CONCLUSÃO: Veja o trabalho do eunuco. Ele mandou parar o carro (38), enquanto ele e Filipe desceram para um lago ou riacho. A água corrente era considerada preferível para o batismo cristão na Igreja Primitiva (Didache 7.1). Quando os dois homens saíram da água, o ESPÍRITO do Senhor arrebatou a Filipe (39). Ele desapareceu. O eunuco… jubiloso, continuou o seu caminho, como todos fazem quando encontram CRISTO como Salvador. Filipe se achou — i.e., apareceu — em Azoto (40). Esta é a Asdode do Antigo Testamento, uma das cinco cidades dos filisteus.

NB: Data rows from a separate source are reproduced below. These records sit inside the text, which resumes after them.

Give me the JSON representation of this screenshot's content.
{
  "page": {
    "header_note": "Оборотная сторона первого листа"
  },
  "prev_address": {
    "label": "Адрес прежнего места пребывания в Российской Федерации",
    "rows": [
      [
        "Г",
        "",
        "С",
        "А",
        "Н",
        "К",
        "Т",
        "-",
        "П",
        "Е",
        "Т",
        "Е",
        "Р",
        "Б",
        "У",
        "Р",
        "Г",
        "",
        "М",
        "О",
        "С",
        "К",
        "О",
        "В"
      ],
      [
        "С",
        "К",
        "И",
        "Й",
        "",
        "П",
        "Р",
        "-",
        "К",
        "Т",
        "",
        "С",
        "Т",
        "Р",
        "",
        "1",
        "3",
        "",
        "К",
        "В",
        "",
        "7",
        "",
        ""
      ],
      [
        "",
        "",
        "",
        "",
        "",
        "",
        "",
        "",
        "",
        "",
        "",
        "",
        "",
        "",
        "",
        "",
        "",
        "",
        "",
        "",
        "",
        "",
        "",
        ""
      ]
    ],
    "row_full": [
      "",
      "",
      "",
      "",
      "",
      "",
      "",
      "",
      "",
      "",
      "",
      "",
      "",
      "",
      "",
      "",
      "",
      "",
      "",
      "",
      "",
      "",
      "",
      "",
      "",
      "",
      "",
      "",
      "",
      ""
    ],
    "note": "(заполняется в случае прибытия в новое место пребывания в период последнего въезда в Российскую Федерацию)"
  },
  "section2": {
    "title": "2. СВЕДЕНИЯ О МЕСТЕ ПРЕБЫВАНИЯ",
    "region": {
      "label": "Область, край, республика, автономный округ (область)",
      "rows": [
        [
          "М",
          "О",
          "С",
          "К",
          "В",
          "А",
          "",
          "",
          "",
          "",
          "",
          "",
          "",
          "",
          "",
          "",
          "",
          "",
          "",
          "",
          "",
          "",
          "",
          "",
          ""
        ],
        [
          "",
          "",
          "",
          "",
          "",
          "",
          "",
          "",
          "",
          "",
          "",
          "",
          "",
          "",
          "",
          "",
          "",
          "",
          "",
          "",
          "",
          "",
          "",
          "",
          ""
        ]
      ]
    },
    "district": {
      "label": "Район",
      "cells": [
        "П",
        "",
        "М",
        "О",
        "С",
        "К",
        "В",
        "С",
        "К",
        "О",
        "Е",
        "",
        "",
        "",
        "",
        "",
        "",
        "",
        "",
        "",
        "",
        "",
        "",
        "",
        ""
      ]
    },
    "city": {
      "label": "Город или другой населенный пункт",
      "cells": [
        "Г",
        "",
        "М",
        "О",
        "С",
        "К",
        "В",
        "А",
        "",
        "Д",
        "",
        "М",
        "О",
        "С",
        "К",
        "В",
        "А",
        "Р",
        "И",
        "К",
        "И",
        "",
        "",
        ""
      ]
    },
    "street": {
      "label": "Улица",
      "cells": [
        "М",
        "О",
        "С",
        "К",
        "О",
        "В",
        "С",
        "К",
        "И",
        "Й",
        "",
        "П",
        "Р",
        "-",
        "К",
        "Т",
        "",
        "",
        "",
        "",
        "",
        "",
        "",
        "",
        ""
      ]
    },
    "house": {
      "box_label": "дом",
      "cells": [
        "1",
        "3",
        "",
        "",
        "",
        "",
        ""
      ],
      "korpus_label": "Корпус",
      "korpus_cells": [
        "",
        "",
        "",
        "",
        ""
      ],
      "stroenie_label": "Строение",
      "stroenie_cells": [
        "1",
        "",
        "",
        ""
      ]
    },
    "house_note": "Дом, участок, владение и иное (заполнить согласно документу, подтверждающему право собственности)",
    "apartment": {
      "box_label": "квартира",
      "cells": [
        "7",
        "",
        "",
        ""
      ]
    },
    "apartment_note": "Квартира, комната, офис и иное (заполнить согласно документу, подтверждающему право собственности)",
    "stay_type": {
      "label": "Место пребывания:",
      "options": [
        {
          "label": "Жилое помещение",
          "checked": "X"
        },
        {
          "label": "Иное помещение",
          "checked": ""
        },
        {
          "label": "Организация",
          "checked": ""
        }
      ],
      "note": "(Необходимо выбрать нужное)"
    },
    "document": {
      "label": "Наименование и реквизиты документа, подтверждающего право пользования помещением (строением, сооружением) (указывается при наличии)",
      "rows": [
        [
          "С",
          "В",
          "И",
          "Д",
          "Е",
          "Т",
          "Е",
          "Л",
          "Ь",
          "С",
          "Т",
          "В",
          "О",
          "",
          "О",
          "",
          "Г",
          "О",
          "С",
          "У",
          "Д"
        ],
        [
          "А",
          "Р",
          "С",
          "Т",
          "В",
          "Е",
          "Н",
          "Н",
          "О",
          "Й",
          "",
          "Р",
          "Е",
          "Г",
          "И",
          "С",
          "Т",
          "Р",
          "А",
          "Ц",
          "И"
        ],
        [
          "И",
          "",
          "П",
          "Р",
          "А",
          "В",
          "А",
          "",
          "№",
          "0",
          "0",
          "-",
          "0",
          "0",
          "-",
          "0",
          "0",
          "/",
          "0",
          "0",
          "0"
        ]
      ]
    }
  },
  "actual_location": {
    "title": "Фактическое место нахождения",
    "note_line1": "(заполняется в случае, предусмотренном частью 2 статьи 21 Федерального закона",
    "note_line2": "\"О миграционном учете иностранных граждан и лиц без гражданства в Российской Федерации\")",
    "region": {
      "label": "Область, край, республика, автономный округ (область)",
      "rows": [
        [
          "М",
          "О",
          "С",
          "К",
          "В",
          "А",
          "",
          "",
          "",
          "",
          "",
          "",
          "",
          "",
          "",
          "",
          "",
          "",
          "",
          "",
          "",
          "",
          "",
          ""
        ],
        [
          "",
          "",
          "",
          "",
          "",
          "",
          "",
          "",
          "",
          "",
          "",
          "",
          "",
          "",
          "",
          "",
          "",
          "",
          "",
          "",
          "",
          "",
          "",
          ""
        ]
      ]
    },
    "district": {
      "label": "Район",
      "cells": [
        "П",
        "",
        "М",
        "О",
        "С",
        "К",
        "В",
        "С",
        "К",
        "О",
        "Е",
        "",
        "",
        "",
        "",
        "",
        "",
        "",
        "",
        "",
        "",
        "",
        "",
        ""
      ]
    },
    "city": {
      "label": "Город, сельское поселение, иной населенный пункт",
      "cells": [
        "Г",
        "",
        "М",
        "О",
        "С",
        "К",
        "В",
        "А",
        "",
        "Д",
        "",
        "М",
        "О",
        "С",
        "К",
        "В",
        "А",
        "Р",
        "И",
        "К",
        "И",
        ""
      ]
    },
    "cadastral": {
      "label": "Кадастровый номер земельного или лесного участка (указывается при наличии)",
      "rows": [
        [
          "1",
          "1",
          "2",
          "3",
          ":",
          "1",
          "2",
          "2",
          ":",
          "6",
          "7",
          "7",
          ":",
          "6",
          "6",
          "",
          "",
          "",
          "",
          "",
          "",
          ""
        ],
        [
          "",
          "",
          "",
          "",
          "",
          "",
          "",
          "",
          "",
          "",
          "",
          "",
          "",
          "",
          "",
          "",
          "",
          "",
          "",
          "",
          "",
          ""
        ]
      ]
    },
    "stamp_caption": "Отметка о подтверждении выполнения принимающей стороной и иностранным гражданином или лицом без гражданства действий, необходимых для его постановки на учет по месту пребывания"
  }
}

Estava situada cerca de 32 quilômetros ao norte de Gaza, a mais ou menos metade do caminho entre aquela cidade e Jope. Em seu caminho para o norte, pela costa, Filipe anunciava o evangelho em todas as cidades — lit„ “ia evangelizando todas as cidades”. Estas incluiriam Lida e Jope, onde os crentes são mencionados logo depois disso (9.32-42). Filipe evangelizou as cidades litorâneas no extremo norte, como Cesaréia, onde o encontramos na próxima vez em que aparece no livro de Atos (21.8). Esta cidade foi construída por Herodes o Grande, e passou a chamar-se Cesaréia Sebaste em honra ao Imperador Augusto de Roma. Concluída em aproximadamente 13 a.C., foi a sede do governo romano na Judéia nos dias de JESUS. Este capítulo pode ser usado para enfatizar a importância dos “Dois Tipos de Evangelização”: evangelização em massa (4-25) e evangelização pessoal (26-40). Sob a primeira, se destacam:

1. O método é pregar (5);

2. A mensagem é CRISTO (5);

3. O motivo é que as pessoas sejam salvas e santificadas (12-17).

Sob a evangelização pessoal, chamamos a atenção para:

1. A importância da obediência imediata (27);

2. A oportunidade oferecida (27-29);

3. O lugar da Escritura profética (30-32);

4. A interpretação da passagem, (34-35);

5. A aplicação à necessidade pessoal (36-39).

(Ralph Earle. Comentário Bíblico Beacon. Editora CPAD. Vol. 7.).

Que o Senhor levante muitos evangelistas, para os nossos dias.